Again, I wonder why triangle fans are never mentioned. I use them once and again.

mhagain
01-07-2011, 10:11 AM
http://home.comcast.net/~tom_forsyth/blog.wiki.html


While I'm having a rant - strippers. STOP IT. Stop writing academic papers about generating the ultimate strips. It's all totally pointless - pretty much every bit of hardware has indexed primitives (except the PS2, which has a bunch of completely bonkers rules that are ''nothing'' like standard strips anyway). The ultimate stripper will get you one vertex per triangle. But even a very quick and dirty indexer will get you that, and good indexer ... will get close to 0.65 vertices per triangle for most meshes with a 16-entry FIFO vertex cache. The theoretical limit for a regular triangulated plane with an infinitely large vertex cache is 0.5 verts/tri (think of a regular 2D grid - there's twice as many triangles as vertices), so thats not too shabby.

(snip)

All those academics still writing papers on this - go find something more useful to spend your time on. We've had indexed primitive hardware for <$50 for almost a decade now. Welcome to the 21st century.
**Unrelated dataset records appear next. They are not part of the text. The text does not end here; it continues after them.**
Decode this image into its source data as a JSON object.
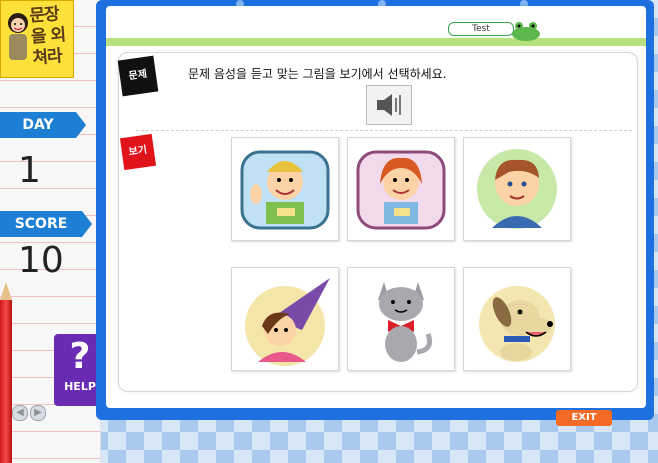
{
  "logo": {
    "title": "문장을 외쳐라"
  },
  "sidebar": {
    "day_label": "DAY",
    "day_value": "1",
    "score_label": "SCORE",
    "score_value": "10",
    "help_symbol": "?",
    "help_label": "HELP"
  },
  "header": {
    "tab_label": "Test"
  },
  "question": {
    "tag_label": "문제",
    "text": "문제 음성을 듣고 맞는 그림을 보기에서 선택하세요."
  },
  "choices": {
    "tag_label": "보기",
    "items": [
      {
        "icon": "boy-waving-icon"
      },
      {
        "icon": "girl-freckles-icon"
      },
      {
        "icon": "boy-face-icon"
      },
      {
        "icon": "witch-girl-icon"
      },
      {
        "icon": "cat-bowtie-icon"
      },
      {
        "icon": "dog-icon"
      }
    ]
  },
  "footer": {
    "exit_label": "EXIT"
  },
  "colors": {
    "board": "#1e6fe0",
    "ribbon": "#1d7fd4",
    "help": "#6a2bb4",
    "exit": "#f26a24"
  }
}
It's good as a general rule; of course there is going to be crazy-assed hardware which is an exception, but you should understand the situation and understand that you're coding specifically for hardware that is an exception; otherwise just forget about strips.

Alfonse Reinheart
01-07-2011, 10:46 AM
It's good as a general rule

Sorry but I don't buy it. It's a nice starting point, true, but however much the post-T&amp;L cache matters, you can't just pretend memory doesn't matter. And if you've got lots of meshes in memory, the 2-3 times as many indices do add up.

Its a performance optimization. A memory vs. performance tradeoff. Of course, memory access itself is performance; reading more indices takes bandwidth that could have been used for textures or whatever.
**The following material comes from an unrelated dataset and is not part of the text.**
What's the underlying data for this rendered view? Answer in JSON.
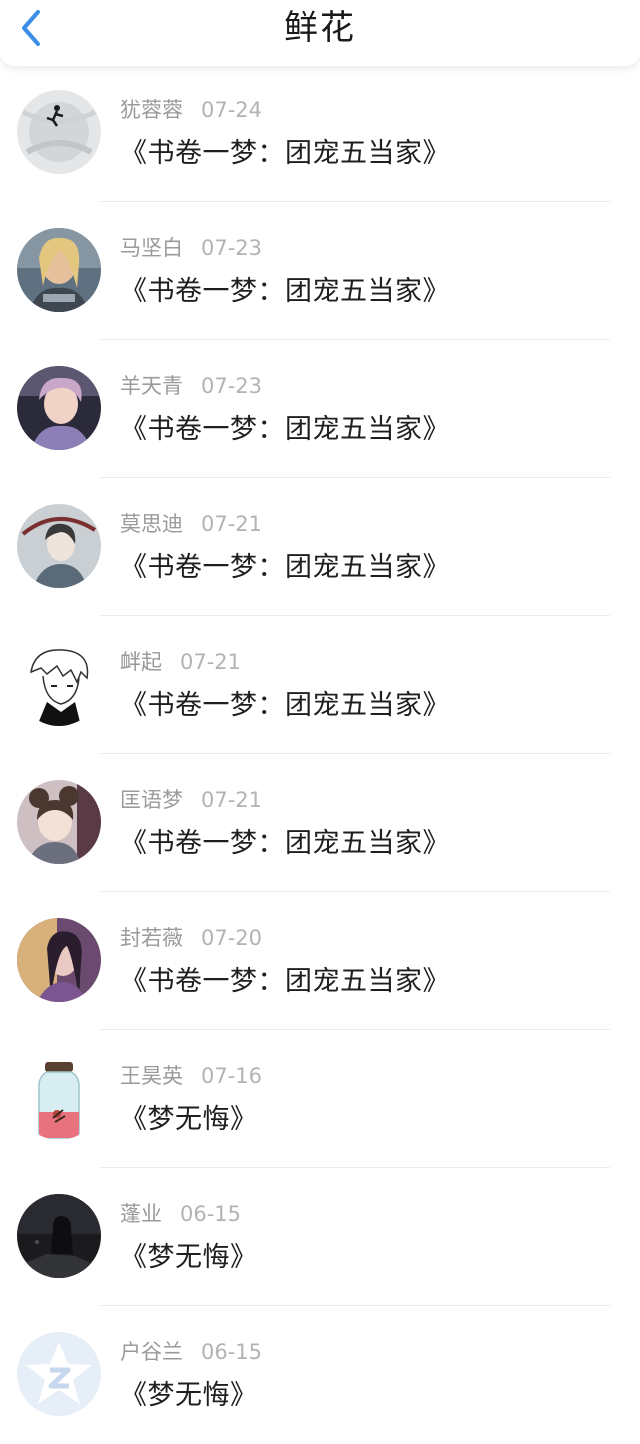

Forsyth's notion that triangle lists are categorically better than strips is simply wrong. At least, not without some performance tests that deal with issues besides the post-T&amp;L cache.

mhagain
01-07-2011, 06:22 PM
That's quite true, and that's why I specifically said that it's "good as a general rule". Of course there are always gonna be special situations that disprove the general rule, and you should always benchmark your own code to see which tradeoff is most suitable for your own use case. Forsyth does tend to know what he's talking about though.

Dark Photon
01-07-2011, 07:54 PM
One example, the (in)famous:

PowerVR MBX Lite

but I think there are others. No post T&amp;L cache.
Interesting. Thanks. Had no clue such dinosaurs were still out there.
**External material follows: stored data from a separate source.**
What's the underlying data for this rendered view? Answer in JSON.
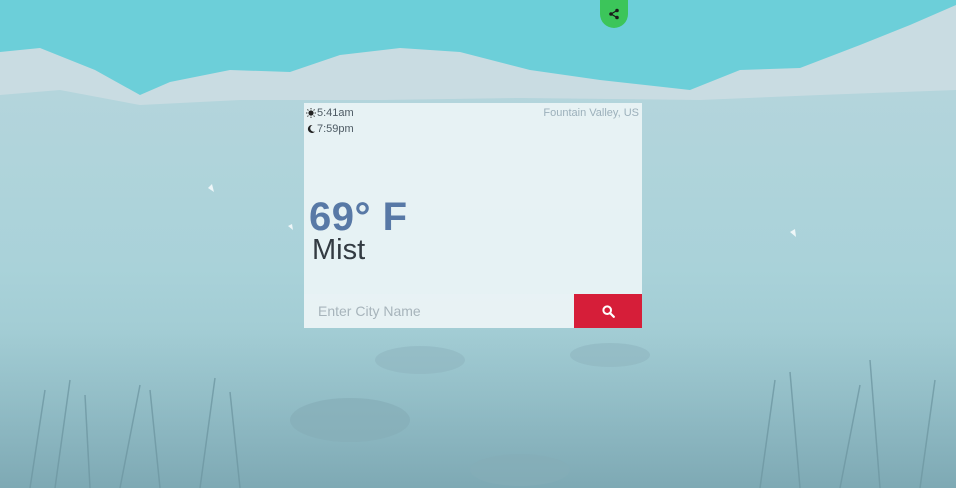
{
  "weather": {
    "sunrise": "5:41am",
    "sunset": "7:59pm",
    "location": "Fountain Valley, US",
    "temperature": "69° F",
    "condition": "Mist"
  },
  "search": {
    "placeholder": "Enter City Name"
  },
  "icons": {
    "share": "share-icon",
    "sun": "sun-icon",
    "moon": "moon-icon",
    "search": "search-icon"
  },
  "colors": {
    "sky": "#6ccfd9",
    "temperature": "#5879a6",
    "search_button": "#d61e39",
    "share_button": "#3cc55a"
  }
}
BTW, agree with the comments about Forsyth and indexed triangles. Everyone should try and bench with their apps, but I think once you've tried decent indexed triangles, you won't go back:

* http://home.comcast.net/~tom_forsyth/papers/fast_vert_cache_opt.html

Been faster for quite a while. And Forsyth's alg is easy to code up. There are several implementations of it out there on the net.

Remember: memory "space" is cheap. It's memory "bandwidth" that's expensive. And many apps are vertex bound, so reducing vertex shader executions pays dividends there.

But of course, if you're not vertex bound, don't sweat this yet. As with all things pipelined, profile, and always optimize the bottleneck. You do want to see an improvement, right? And you otherwise might be making things worse and not know it.

ugluk
01-08-2011, 03:50 AM
I can't really decide, if it doesn't have the cache because it's a dinosaur. It could be lacking the cache, because: Steve Jobs wanted a cheap GPU in the iphone/ipod touches or because of the power budget savings or maybe both. Anyway, the triangle strips recommendation is almost everywhere in the Apple's GL development docs.

V-man
01-08-2011, 10:01 AM
Jeffg, you should render everything with glDrawRangeElements.
The only exception is when you are rendering points, which don't benefit from indices since there is no same vertex reuse. Use glDrawArrays in that case.